The future of work – is Taiwan ready for it?

By Florian Rustler

 


 

Taiwan is currently often in the international news. More often than it used to be in the last years. In Germany, where I am from, Taiwan is regularly featured as the best example of how to deal with the Covid-19 pandemic effectively. During the past few months, when I spoke to customers and friends back in Europe, they really could not believe that life was more or less “normal” here in Taiwan, almost like there was no virus. 

This fact already brings us to a key point:

The pandemic and many countries’ inability to deal with it effectively has acted as a catalyst to speed up some existing trends and developments. The pandemic served as an involuntary turbo-boost for change that was resisted for years before. This is also very much true for the world of work.

 

Two examples: A customer of ours, a large bank in Germany, was discussing for over 10 years to allow people to work from home, at least in part. For ten years there were repeated arguments why that would be impossible from technical, procedural and compliance perspectives. Thus, nothing happened.

Once Germany went into the first lockdown in March 2020, within 48(!) hours 7000 people in that bank were allowed and equipped to work from home. No major problems occurred. So, the reason why work from home was impossible in the past was never a technical one in the first place. It was a cultural one. People could not and did not want to imagine that it was possible.

As a coach, facilitator and consultant, I regularly interact with larger groups from my clients. In the past these interactions were 95% on site and face to face.Doing this virtually was not even considered an option. I facilitated numerous strategy workshops where people were flown in from all over the world just to participate in a two-day session. Now, the majority of my work happens virtually, with me located in Taipei and my customer groups just anywhere in the world. This happens with all customers except for the ones in Taiwan. They want things on-site “because virtual doesn’t really work for this kind of situation”. The same arguments came from European companies until March 2020.

 

 

 

Event photo

These are just two examples out of many of how the pandemic is rapidly speeding up developments in the working world just because people are forced to try it. The crisis brought them to a point where they had to realize that their way of thinking would not help them anymore.  Once the pandemic is over, there will be a situation where organizations can deliberately choose the best of both worlds depending on what seems more appropriate.

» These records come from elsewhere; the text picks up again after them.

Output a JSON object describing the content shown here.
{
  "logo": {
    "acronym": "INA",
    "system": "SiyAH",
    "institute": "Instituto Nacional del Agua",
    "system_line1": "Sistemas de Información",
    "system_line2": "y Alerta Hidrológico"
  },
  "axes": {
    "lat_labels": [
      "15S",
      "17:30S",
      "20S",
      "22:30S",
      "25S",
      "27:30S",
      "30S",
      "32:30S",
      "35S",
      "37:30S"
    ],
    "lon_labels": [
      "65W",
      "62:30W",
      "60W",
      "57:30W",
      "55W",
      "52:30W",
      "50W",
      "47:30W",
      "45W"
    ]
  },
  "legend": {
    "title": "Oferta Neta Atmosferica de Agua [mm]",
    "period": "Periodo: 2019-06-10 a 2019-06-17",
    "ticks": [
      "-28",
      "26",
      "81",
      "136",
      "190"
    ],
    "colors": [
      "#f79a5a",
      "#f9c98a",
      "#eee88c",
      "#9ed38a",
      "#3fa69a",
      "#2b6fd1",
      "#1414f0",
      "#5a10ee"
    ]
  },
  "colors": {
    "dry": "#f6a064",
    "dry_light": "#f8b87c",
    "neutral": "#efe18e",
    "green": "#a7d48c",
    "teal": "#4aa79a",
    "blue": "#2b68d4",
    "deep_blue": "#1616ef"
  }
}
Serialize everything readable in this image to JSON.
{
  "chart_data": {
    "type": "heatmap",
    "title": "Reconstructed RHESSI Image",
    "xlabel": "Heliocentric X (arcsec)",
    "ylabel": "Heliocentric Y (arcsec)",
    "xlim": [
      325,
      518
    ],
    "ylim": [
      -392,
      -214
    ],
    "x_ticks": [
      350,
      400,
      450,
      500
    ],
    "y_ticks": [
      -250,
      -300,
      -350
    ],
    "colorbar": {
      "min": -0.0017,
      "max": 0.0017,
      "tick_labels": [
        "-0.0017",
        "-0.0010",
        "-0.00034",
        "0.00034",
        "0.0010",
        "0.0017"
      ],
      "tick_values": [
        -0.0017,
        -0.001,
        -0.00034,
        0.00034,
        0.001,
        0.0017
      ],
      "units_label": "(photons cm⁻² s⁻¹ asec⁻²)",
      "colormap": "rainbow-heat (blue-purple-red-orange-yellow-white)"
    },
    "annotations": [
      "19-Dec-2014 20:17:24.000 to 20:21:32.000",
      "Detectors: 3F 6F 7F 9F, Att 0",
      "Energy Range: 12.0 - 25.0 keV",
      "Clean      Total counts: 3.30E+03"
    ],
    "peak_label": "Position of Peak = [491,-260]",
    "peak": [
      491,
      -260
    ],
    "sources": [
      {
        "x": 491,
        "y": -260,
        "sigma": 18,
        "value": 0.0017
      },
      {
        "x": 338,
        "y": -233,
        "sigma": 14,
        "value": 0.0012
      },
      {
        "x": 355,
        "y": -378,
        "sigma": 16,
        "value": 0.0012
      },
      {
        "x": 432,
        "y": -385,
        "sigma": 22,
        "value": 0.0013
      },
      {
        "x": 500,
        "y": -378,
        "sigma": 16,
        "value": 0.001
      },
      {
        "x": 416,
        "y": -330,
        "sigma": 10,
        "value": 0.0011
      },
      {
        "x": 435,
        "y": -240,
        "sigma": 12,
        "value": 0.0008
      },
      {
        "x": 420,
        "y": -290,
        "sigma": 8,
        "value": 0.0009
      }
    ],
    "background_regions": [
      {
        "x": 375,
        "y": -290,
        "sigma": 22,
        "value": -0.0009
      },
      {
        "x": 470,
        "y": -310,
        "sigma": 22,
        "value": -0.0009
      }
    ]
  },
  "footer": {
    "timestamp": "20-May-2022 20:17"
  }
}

Because of Taiwan’s excellent management of the pandemic, Taiwan is in a special situation.

On the one hand people enjoy a life without many restrictions, on the other hand it might affect Taiwan adapting and capturing important work developments that are currently forming in the rest of the world. 

 

New work vs. old work

Not everything is related or affected by the pandemic. There are other developments happening elsewhere that Taiwan currently still is pretty unaffected by.